Первое, что он хотел сделать, — это вытащить нижнюю часть своего тела из-под
кровати, но он никогда не видел эту нижнюю часть и не мог представить, как она выглядит; оказалось, что её слишком трудно двигать; она двигалась так медленно; и наконец, почти в безумстве, когда он неосторожно толкнул себя вперёд изо всех сил, которые смог собрать, он решил повернул не в ту сторону, сильно ударился о нижний столбик кровати и понял по жгучей боли, которую он почувствовал, нижняя часть его тела могла бы быть ну, в настоящее время, наиболее чувствительной.
И тогда он попытался сначала оторвать от кровати верхнюю часть своего тела,
осторожно повернув голову набок. Это ему удалось довольно легко,
и, несмотря на ширину и вес, основная часть его тела в конце концов
медленно последовала в направлении головы. Но когда он наконец
выбрался из постели на свежий воздух, ему пришло в голову
если бы он позволил себе упасть, то было бы чудом, если бы он не повредил голову, поэтому он боялся продолжать двигаться вперёд. И он ни за что не смог бы вырубить себя сейчас; лучше остаться в постели, чем потерять сознание.

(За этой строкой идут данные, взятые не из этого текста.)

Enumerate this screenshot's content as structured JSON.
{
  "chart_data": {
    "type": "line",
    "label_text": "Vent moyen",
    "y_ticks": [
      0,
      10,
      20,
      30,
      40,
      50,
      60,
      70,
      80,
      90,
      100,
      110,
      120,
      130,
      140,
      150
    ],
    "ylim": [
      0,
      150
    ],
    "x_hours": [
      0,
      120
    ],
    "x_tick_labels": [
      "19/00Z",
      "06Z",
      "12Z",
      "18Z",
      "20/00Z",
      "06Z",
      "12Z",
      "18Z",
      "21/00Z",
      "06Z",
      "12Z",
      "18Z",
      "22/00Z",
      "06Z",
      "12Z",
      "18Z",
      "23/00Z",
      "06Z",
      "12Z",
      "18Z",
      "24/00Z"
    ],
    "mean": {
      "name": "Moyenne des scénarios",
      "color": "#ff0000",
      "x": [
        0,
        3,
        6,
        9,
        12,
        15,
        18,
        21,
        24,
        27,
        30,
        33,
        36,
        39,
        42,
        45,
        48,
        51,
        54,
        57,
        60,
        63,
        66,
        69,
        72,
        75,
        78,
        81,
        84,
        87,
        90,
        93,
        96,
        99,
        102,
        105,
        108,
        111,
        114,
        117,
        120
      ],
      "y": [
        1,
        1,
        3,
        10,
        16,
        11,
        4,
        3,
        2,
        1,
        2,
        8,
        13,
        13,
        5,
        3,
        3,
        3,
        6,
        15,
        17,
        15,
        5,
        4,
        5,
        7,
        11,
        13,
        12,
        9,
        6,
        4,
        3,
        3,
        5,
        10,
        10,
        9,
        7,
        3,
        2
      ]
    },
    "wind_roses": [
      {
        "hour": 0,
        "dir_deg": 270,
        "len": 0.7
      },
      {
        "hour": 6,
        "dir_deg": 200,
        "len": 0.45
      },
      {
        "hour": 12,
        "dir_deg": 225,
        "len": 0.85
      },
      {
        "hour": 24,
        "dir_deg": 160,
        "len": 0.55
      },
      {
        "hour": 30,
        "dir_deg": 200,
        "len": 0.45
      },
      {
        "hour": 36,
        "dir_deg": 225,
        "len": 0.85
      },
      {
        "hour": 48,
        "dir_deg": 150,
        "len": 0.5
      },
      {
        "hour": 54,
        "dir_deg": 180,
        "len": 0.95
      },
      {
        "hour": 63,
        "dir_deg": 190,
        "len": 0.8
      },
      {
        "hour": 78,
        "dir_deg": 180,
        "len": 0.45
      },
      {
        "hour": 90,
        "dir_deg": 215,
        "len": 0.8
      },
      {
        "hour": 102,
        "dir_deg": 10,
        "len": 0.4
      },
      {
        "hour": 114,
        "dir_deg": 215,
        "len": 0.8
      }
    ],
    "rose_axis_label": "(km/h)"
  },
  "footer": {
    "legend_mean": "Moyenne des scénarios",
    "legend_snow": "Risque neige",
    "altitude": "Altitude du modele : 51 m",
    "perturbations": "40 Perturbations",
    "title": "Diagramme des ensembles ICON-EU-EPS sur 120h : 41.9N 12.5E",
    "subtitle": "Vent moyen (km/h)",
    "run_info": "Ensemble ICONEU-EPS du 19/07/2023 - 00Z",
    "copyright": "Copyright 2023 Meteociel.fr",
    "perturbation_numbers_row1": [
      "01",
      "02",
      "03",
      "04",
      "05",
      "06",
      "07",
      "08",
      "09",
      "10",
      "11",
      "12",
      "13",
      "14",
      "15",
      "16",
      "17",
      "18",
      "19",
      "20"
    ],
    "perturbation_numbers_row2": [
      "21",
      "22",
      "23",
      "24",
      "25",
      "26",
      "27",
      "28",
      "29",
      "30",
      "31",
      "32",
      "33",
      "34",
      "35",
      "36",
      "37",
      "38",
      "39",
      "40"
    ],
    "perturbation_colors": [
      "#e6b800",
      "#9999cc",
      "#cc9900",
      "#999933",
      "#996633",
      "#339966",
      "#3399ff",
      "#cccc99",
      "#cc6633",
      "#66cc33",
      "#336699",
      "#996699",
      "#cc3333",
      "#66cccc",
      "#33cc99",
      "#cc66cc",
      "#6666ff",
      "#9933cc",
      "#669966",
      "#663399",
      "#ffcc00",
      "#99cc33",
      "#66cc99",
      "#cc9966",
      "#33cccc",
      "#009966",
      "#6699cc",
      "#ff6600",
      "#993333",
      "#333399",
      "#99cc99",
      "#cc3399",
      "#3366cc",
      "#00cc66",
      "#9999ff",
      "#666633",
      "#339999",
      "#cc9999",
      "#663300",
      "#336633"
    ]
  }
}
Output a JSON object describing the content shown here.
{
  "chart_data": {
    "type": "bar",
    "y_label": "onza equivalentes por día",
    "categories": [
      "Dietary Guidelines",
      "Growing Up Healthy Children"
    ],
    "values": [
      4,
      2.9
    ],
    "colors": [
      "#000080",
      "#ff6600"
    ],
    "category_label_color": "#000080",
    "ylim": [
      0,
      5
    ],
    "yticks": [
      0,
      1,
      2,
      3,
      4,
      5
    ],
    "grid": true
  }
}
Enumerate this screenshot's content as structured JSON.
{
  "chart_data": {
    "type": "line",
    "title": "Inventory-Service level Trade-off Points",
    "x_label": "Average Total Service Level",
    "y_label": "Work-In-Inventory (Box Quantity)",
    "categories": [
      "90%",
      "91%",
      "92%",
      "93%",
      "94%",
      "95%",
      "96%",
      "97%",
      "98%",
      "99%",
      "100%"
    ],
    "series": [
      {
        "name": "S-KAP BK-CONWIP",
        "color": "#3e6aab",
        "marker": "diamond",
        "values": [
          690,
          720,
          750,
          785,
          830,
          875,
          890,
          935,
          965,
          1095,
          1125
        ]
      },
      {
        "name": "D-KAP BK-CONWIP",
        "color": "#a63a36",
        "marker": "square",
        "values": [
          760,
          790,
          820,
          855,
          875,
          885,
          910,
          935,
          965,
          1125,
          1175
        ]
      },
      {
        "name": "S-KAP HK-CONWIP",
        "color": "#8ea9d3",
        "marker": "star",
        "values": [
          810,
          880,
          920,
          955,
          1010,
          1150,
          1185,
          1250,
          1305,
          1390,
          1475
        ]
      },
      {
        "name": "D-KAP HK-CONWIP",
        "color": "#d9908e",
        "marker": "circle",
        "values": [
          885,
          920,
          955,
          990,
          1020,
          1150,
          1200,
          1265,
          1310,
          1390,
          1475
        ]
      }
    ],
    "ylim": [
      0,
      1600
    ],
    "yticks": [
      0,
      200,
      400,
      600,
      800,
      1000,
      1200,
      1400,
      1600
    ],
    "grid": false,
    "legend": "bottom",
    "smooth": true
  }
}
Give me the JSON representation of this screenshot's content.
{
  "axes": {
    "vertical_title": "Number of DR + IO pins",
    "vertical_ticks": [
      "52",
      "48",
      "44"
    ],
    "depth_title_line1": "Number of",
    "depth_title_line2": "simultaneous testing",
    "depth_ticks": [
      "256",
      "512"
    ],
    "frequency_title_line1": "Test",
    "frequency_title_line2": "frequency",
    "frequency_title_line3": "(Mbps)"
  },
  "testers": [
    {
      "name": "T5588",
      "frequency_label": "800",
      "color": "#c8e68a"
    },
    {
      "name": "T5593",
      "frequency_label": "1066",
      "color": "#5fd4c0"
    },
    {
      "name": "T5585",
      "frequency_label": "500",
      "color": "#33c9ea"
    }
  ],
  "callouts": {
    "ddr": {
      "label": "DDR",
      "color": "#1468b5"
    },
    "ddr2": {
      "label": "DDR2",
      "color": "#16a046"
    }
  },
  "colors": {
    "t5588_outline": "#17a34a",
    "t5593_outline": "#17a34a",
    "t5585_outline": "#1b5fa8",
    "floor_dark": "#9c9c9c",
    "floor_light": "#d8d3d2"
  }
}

Ему потребовалось столько же усилий, чтобы вернуться туда, где он был раньше,
но когда он лежал там, вздыхая, и снова смотрел на свои ноги, которые
боролись друг с другом даже сильнее, чем раньше, если такое вообще
возможно, он не мог придумать, как навести в этом мире порядок и
хаос. Он ещё раз сказал себе, что не может оставаться в постели и что самое разумное — это выбраться из неё любым способом, какой бы ценой это ни обошлось. В то же время он не забывал напоминать себе, что спокойное размышление — гораздо лучше, чем поспешные выводы. В такие моменты он
поднимал взгляд к окну и смотрел так ясно, как только мог, но, к
сожалению, даже другая сторона узкой улочки была окутана утренним туманом,
и вид не внушал ни уверенности, ни радости.
предложи ему. “Уже семь часов”, - сказал он себе, когда часы пробили снова.
“семь часов, а туман все такой же”. И он еще немного полежал тихо, слегка дыша, как будто, возможно, ожидал, что полная тишина вернет вещи в их реальное и естественное состояние.
Но потом он сказал себе: “прежде чем пробьет четверть восьмого, я
безусловно, необходимо правильно вставать с постели. И к тому времени кто-нибудь придёт с работы и спросит, что со мной случилось, потому что
они открываются в семь утра». И он принялся за дело.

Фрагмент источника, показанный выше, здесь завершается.